For my study of groups, I included one question about outcomes of group processes for which I included the instruction, "mark all that apply."

Each response was coded as a separate variable, with the value "1" if the subject marked the response and "0" if the subject did not mark the response.

I could analyze each of these variables independently, but it wouldn't be very meaningful - and with fifteen distinct variables, it would be quite tedious. Instead, I will use cluster analysis to discover the way the variables are grouped, and use the results to combine them into a smaller number of variables.

Click on "Statistics," then "Classify," then "Hierarchical Cluster."

The window to the right will open.

Enter the response variables you want to analyze either by typing their variable names in the "Variable(s):" box or by blocking them and clicking on the arrow. Be careful here to include only variables that really do make sense together.

In the "Cluster" box, you have two choices. "Cases" will cluster cases - subjects who responded to your questionnaire, according to how similar their responses are, to the variables you have included in the analysis. "Variables" will cluster variables. It starts by calculating for each possible pair of variables how many subjects checked both variables, ranking these pairs in order of similarity, then looking for the next similar pair, and so forth. Mark "Variables.

Now click on the "Plots..." button, and the next window will open.

The default output is an "Icicle" plot. However, for our purposes a "Dendrogram" is easier to interpret.

Click on "Dendrogram."

Now click on "Continue," and "OK" to run the analysis.

Your output will look something like the screen below and to the left.

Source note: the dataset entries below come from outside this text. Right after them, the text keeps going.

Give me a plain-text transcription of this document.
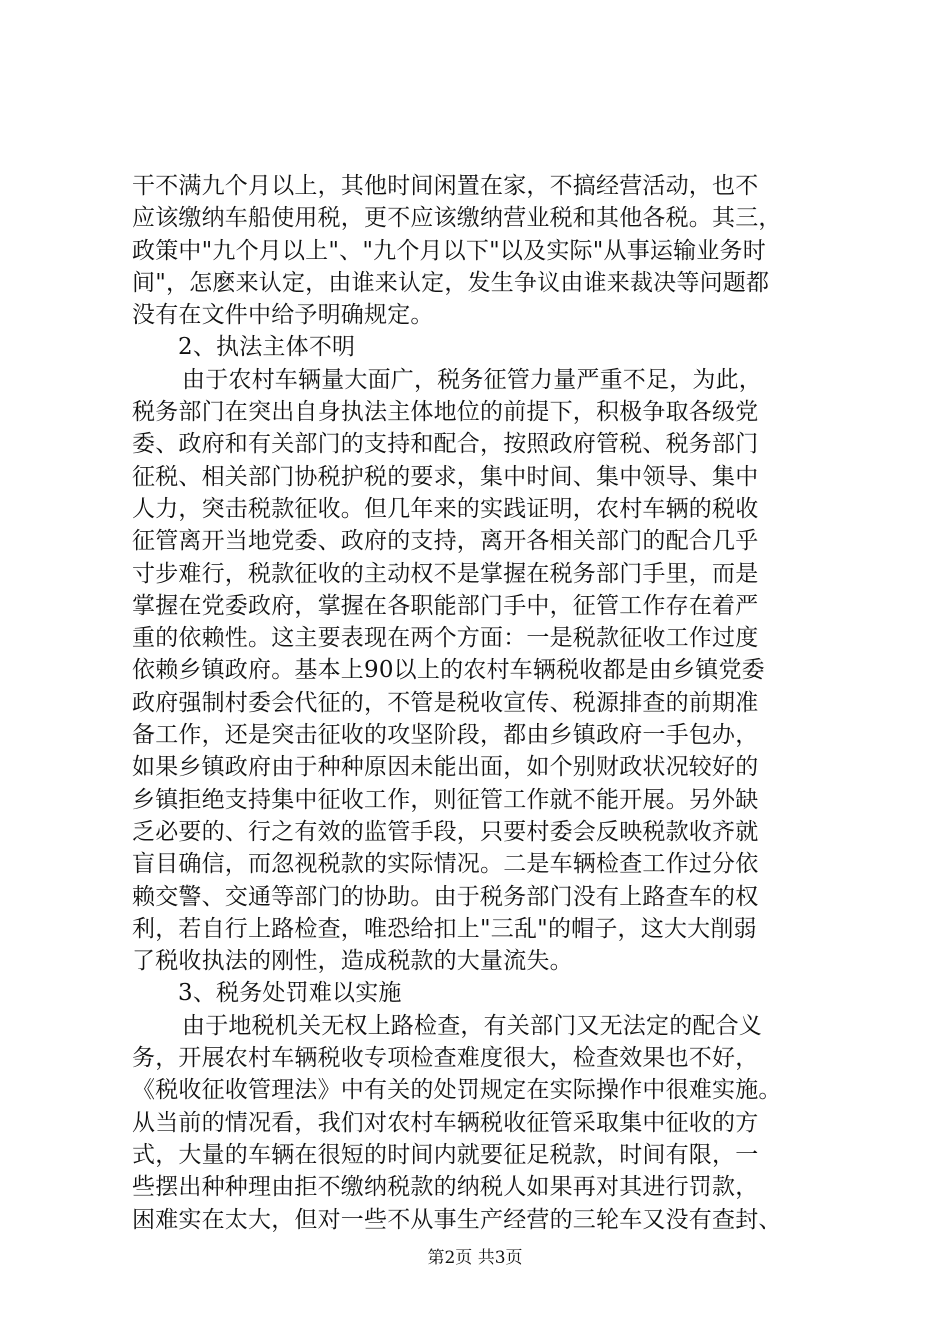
干不满九个月以上，其他时间闲置在家，不搞经营活动，也不
应该缴纳车船使用税，更不应该缴纳营业税和其他各税。其三，
政策中"九个月以上"、"九个月以下"以及实际"从事运输业务时
间"，怎麽来认定，由谁来认定，发生争议由谁来裁决等问题都
没有在文件中给予明确规定。
2、执法主体不明
由于农村车辆量大面广，税务征管力量严重不足，为此，
税务部门在突出自身执法主体地位的前提下，积极争取各级党
委、政府和有关部门的支持和配合，按照政府管税、税务部门
征税、相关部门协税护税的要求，集中时间、集中领导、集中
人力，突击税款征收。但几年来的实践证明，农村车辆的税收
征管离开当地党委、政府的支持，离开各相关部门的配合几乎
寸步难行，税款征收的主动权不是掌握在税务部门手里，而是
掌握在党委政府，掌握在各职能部门手中，征管工作存在着严
重的依赖性。这主要表现在两个方面：一是税款征收工作过度
依赖乡镇政府。基本上90以上的农村车辆税收都是由乡镇党委
政府强制村委会代征的，不管是税收宣传、税源排查的前期准
备工作，还是突击征收的攻坚阶段，都由乡镇政府一手包办，
如果乡镇政府由于种种原因未能出面，如个别财政状况较好的
乡镇拒绝支持集中征收工作，则征管工作就不能开展。另外缺
乏必要的、行之有效的监管手段，只要村委会反映税款收齐就
盲目确信，而忽视税款的实际情况。二是车辆检查工作过分依
赖交警、交通等部门的协助。由于税务部门没有上路查车的权
利，若自行上路检查，唯恐给扣上"三乱"的帽子，这大大削弱
了税收执法的刚性，造成税款的大量流失。
3、税务处罚难以实施
由于地税机关无权上路检查，有关部门又无法定的配合义
务，开展农村车辆税收专项检查难度很大，检查效果也不好，
《税收征收管理法》中有关的处罚规定在实际操作中很难实施。
从当前的情况看，我们对农村车辆税收征管采取集中征收的方
式，大量的车辆在很短的时间内就要征足税款，时间有限，一
些摆出种种理由拒不缴纳税款的纳税人如果再对其进行罚款，
困难实在太大，但对一些不从事生产经营的三轮车又没有查封、
第2页 共3页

The diagram shows how the variables are grouped together. The closer to the list of variables the connection between any two variables or group of variables is, the more similar they are in terms of how many people marked both.

Note that LRNLESS1 and LOWQUAL1 are the first to cluster together; they are very similar.

Look at the diagram to see how the variables seem to group together. In the Groups data, shown in the diagram to the left, there appear to be two distinct clusters - these clusters are not joined until the very end.

To make the analysis more clear, I have separated the two clusters in the next diagram.

Now look at the variables in each cluster, in order to interpret the clusters. In this case, the interpretation is clear: All the negative outcome descriptors are included in the first cluster, all the positive outcome descriptors in the second cluster. It really isn't surprising that these clusters are so distinct, is it!

I can now form a simple variable (ratio level, since it has a true zero point) from each cluster by summing - or averaging - the values. Using the technique for computing new variables discussed in the main document, either use "SUM" or "MEAN." This will result in only two variables in place of the original fifteen.

Note: The main reason that this cluster analysis is so simplistic is that I really had too few cases for a cluster analysis. I have performed this cluster analysis only to provide an example. As it turns out, I did get meaningful and interpretable results - probably because the semantic differences among variables are so clear-cut. Ideally one should have ten or twelve cases per variable; with many fewer than eight cases per variable the results will only be meaningful if the semantic differences among variables are as large as they are in this example.